Article Text

Original research
Symptoms of acute transfusion reactions at a general referral hospital in Kinshasa, Democratic Republic of Congo: a cross-sectional study
  1. Patou Masika Musumari1,2,
  2. Samclide Mutindu Mbikayi3,
  3. Kriengkrai Srithanaviboonchai2,4,
  4. Teeranee Techasrivichien1,5,
  5. Arunrat Tangmunkongvorakul2,
  6. Léon Tshilolo3,6
  1. 1Global Health Interdisciplinary Unit, Center for the Promotion of Interdisciplinary Education and Research, Kyoto University, Kyoto, Japan
  2. 2Chiang Mai University Research Institute for Health Sciences, Chiang Mai, Thailand
  3. 3Department of Hematology, Centre Hospitalier Mère-Enfant Monkole, Kinshasa, Democratic Republic of Congo
  4. 4Department of Community Medicine, Chiang Mai University Faculty of Medicine, Chiang Mai, Thailand
  5. 5International Institute of Socio-Epidemiology, Kyoto, Japan
  6. 6Centre de Formation et Appui Sanitaire (CEFA), Kinshasa, Democratic Republic of Congo
  1. Correspondence to Dr Kriengkrai Srithanaviboonchai; kriengkrai{at}rihes.org

Abstract

Objectives Blood transfusion is a life-saving procedure and is also associated with a range of risks including the occurrence of symptoms of acute transfusion reactions (ATRs). Very few studies in sub-Saharan Africa have reported on ATRs. The present study addresses this gap in the literature by documenting the prevalence of and factors associated with ATRs in the Democratic Republic of Congo (DRC).

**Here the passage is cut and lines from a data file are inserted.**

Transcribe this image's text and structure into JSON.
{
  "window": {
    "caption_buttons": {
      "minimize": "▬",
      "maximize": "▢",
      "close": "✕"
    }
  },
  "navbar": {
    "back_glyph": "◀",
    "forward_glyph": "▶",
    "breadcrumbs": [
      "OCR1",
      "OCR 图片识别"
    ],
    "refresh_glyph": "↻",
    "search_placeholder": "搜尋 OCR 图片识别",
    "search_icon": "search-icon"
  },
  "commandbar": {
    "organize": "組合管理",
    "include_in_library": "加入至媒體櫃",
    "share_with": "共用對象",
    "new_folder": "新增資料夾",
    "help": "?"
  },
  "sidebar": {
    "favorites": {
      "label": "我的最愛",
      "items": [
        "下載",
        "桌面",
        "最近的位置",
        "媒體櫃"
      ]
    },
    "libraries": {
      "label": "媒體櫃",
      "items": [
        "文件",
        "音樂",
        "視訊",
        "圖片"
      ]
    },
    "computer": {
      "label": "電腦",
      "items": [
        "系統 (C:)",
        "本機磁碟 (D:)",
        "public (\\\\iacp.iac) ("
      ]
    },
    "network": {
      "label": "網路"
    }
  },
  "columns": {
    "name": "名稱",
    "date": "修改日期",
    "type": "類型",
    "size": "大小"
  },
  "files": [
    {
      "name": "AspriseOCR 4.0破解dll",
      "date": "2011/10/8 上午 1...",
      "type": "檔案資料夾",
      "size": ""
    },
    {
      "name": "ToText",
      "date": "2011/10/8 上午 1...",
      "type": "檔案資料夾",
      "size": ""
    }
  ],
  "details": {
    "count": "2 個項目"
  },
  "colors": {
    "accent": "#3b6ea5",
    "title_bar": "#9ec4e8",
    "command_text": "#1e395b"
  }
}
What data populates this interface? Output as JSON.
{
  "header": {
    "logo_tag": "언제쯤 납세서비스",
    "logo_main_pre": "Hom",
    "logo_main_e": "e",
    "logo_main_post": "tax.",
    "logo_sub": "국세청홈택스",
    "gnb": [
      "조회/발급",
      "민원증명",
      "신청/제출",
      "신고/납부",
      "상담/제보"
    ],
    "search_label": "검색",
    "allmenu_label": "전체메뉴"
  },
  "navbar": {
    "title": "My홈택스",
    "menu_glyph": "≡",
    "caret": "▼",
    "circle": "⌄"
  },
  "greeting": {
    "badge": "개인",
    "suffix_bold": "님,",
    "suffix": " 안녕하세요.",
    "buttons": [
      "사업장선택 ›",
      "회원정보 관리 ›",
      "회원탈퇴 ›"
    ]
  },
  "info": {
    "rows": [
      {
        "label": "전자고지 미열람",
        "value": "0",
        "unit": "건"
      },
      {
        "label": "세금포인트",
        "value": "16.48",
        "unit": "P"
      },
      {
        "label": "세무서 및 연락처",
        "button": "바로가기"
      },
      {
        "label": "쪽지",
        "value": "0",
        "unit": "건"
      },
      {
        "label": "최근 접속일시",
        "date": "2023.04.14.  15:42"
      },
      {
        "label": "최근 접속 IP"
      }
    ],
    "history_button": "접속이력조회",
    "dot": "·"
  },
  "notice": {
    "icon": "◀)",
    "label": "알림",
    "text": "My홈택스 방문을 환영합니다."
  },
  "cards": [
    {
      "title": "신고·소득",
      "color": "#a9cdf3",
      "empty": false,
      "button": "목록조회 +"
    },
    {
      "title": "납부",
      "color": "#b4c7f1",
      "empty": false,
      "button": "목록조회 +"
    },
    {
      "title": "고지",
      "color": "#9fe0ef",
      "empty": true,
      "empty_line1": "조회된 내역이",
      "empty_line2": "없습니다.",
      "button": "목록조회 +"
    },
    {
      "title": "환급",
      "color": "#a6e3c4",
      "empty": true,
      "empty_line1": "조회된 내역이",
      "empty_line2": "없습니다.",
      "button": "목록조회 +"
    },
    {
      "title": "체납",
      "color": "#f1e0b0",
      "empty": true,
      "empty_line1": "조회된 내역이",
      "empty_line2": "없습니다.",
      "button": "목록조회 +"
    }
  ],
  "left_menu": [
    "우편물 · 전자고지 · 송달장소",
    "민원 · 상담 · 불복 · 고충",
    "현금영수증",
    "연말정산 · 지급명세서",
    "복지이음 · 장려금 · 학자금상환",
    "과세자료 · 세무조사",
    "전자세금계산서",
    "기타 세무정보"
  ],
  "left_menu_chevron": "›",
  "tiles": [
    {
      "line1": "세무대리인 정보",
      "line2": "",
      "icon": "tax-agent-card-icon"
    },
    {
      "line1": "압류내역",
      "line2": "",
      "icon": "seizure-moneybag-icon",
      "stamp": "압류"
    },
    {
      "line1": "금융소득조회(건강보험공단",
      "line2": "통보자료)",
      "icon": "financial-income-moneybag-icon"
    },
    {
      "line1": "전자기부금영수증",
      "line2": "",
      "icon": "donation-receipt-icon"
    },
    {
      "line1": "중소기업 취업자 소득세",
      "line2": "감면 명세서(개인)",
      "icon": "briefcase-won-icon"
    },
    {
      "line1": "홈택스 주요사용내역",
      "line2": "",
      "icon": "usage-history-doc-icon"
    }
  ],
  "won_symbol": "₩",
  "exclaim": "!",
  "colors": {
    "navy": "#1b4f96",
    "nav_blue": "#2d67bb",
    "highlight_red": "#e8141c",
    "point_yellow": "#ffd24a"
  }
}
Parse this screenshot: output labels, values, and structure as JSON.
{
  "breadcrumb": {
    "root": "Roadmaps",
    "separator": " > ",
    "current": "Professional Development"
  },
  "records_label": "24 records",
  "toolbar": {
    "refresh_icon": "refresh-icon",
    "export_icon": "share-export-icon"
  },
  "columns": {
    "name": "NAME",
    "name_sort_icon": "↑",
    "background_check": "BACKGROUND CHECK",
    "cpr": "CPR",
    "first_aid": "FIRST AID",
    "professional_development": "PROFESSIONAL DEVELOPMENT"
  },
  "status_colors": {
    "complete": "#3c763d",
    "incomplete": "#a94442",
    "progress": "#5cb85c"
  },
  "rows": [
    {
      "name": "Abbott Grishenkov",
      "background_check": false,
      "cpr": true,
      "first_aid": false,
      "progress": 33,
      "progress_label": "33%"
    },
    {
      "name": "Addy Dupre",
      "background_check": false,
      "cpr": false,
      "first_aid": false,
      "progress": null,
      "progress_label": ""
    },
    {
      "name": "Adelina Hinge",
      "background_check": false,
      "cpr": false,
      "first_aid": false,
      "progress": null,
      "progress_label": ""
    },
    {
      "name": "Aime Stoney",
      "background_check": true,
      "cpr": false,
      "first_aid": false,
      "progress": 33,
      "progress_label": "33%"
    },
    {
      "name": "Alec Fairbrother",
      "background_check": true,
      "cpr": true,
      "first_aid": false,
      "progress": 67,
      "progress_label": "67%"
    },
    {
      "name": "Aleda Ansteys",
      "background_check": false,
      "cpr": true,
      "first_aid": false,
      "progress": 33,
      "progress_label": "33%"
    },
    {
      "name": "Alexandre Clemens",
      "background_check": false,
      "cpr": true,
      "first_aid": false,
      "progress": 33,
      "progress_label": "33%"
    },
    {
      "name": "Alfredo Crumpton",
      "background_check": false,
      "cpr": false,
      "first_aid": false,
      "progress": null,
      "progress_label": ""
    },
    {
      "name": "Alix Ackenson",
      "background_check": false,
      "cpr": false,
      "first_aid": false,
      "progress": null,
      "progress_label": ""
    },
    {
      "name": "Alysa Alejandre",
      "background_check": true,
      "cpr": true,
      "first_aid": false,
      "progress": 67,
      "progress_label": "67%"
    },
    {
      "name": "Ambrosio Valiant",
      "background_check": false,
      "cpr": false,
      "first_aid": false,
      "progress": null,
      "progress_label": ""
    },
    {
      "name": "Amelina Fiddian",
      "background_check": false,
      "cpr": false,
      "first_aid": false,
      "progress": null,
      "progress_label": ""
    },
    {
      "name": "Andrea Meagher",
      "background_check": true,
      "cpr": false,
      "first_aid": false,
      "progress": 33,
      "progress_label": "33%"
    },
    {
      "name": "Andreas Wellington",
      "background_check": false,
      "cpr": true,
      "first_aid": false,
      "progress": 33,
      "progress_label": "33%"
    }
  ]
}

Design This is a cross-sectional descriptive and analytical study using blood bank data from a general referral hospital.

Setting Centre Hospitalier Mère-Enfant (CHME) Monkole, a general referral hospital in Kinshasa, DRC.

Participants General population who have received blood transfusion in CHME Monkole between 2014 and 2019.

Results The data set included a total of 7166 patients; 3153 (44%) men and 4013 (56%) women. The overall prevalence of symptoms of ATRs was 2.6%; the lowest prevalence was in 2017 (2.34%) and highest in 2018 (2.95%) and 2019 (2.94%). The documented symptoms included 74 (39.6%) cases of dyspnoea/respiratory distress, 60 (32.1%) cases of fever, 36 (19.2%) cases of pruritus/urticaria and 17 (9.1%) cases of vomiting. None of the studied factors was associated with symptoms of ATRs.

Conclusion Symptoms of ATRs were not uncommon in the studied population. Dyspnoea and respiratory distress, fever and pruritus/urticaria were the most common symptoms of ATRs. This study highlights the need for a clinical and biological surveillance to detect, prevent and manage ATRs in the context of the DRC.

  • blood bank & transfusion medicine
  • haematology
  • epidemiology

Data availability statement

Data are available upon reasonable request.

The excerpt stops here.